How to prepare for your arthrogram? What you need to tell your doctor before your arthrogram?

March 8, 2010

Arthrograpy is defined as the procedure which involves multiple x rays of the particular joint by using a fluoroscope. This is a piece of the x-ray equipment which shows the immediate x-ray image. The contrast medium is injected into the person’s joint area and this helps to highlight the different structures of that joint. Quite often, arthrography is ordered to chiefly help in the determination of the cause of any unexplained joint pain. This particular fluoroscopic procedure is used to show the internal workings of any specific joint and also to outline the soft tissue like structures. The procedure can also be conducted while identifying problems with a person’s ligaments, tendons, cartilage, or the joint capsule of the person’s hip, knee, ankle, shoulder, wrist, or any other joints. The arthrography procedure can also help to locate the cysts in one’s joint area. Besides it also is conducted to evaluate any problems with a person’s joint arrangement and their function.

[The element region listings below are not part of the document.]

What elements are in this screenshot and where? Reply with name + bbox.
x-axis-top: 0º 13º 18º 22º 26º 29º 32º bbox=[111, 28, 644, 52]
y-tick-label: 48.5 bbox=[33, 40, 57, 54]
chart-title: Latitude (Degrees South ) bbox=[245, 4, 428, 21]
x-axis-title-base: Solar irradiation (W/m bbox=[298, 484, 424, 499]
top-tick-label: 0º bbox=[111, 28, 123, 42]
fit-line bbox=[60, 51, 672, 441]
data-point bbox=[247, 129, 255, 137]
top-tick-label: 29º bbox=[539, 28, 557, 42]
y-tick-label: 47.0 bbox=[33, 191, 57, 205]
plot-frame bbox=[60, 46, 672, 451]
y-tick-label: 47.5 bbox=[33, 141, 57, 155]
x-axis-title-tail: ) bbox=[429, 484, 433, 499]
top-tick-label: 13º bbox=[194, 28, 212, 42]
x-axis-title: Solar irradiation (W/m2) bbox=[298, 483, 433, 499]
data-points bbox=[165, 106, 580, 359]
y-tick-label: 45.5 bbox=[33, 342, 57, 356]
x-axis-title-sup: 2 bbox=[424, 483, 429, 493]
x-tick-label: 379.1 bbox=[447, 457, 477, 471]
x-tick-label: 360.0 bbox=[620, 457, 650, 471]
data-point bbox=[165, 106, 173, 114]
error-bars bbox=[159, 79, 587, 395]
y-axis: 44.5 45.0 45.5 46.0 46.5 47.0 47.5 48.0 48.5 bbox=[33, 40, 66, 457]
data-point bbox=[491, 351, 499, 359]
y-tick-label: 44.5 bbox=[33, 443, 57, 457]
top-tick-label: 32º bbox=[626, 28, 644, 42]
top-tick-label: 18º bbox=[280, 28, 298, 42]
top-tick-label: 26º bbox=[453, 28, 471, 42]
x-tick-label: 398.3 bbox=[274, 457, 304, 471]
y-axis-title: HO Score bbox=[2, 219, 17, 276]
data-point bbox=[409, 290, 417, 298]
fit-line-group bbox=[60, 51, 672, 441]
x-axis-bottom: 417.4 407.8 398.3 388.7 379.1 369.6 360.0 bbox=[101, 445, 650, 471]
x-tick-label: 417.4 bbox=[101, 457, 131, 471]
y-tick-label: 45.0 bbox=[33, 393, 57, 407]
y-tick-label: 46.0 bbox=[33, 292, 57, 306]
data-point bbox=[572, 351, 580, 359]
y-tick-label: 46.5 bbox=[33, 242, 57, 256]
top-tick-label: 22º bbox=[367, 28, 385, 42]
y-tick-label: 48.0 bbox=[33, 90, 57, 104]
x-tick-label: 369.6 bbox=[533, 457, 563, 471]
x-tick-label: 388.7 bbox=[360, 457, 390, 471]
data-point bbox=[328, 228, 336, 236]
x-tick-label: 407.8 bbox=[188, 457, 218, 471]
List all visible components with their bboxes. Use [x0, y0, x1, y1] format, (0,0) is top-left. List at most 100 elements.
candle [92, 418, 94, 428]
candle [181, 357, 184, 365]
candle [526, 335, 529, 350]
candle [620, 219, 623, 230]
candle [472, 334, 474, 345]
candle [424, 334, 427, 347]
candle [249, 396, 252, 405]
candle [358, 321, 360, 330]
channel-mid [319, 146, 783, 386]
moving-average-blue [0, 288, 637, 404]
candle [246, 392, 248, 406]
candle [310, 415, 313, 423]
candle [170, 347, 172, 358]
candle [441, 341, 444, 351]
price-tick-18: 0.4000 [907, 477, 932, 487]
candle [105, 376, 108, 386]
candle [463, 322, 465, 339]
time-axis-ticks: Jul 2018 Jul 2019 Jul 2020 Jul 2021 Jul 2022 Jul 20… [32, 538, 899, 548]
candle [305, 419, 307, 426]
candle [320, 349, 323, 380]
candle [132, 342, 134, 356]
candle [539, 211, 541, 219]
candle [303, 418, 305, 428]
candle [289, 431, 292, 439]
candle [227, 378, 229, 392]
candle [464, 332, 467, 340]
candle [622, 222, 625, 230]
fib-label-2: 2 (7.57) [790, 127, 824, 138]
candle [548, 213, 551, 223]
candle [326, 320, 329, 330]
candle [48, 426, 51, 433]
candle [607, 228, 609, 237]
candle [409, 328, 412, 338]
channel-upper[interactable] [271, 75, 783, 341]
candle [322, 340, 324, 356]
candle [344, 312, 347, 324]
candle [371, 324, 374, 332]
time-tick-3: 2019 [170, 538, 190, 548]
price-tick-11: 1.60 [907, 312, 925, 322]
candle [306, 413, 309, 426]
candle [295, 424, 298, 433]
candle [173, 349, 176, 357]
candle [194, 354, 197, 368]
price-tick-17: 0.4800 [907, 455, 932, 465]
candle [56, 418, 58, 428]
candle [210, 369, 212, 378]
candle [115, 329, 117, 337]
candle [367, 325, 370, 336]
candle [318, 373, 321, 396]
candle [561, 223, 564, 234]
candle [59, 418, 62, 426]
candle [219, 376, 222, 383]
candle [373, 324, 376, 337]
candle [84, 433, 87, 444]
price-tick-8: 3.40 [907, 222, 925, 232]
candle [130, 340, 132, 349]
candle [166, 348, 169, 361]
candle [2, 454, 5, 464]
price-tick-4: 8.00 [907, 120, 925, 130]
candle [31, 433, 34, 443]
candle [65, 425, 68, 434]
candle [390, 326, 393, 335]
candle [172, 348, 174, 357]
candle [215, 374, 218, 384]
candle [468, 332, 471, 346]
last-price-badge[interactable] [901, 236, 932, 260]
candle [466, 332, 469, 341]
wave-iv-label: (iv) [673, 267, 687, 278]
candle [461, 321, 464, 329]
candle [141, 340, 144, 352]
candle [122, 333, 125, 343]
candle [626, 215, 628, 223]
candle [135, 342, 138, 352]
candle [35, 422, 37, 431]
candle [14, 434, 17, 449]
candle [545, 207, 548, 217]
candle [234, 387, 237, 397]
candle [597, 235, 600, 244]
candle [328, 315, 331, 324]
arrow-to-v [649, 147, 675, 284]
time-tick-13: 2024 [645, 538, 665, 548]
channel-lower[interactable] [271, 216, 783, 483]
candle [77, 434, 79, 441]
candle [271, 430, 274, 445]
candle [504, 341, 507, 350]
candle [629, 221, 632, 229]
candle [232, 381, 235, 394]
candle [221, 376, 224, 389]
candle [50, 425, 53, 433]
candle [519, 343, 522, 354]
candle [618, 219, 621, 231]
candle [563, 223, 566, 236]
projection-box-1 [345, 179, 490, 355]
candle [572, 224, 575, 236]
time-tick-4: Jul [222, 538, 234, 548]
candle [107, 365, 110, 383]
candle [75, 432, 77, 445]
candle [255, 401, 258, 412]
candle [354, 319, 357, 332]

It can help to indicate the requirement for a joint replacement, or even to show any problems with an existing joint replacement called a prostheses. The joints which are the most often studied are the knee and the shoulder joint. The arthrography procedure can be also referred to as the joint radiography or the x rays of the joint. Firstly, the affected joint area is cleaned and then a local anesthesia is injected into those particular tissues which are around the person’s joint to help reduce the pain. Next, if the fluids are there in a person’s joint, then the physician can try to suction them out with the help of a needle. These fluids that are aspirated may be sent on to the medical laboratory for some further study. Contrast agents may then be injected into the person’s joint using the same existing location by attaching an aspirating needle to the syringe that contains the other contrast medium. The main purpose of the contrast agents in the x-ray procedures is to basically help to highlight the details of areas which are under study by first making them opaque. Agents for an arthrography procedure are usually air- and water-type soluble dyes, and the most often contain iodine.

It is vital to discuss with the doctor any known sensitivity that the person may have to local anesthetics or the iodine prior to the procedure. A physician should explain the entire procedure and all its accompanying risks that are linked with these contrast agents and also should request the patient to sign an informed consent.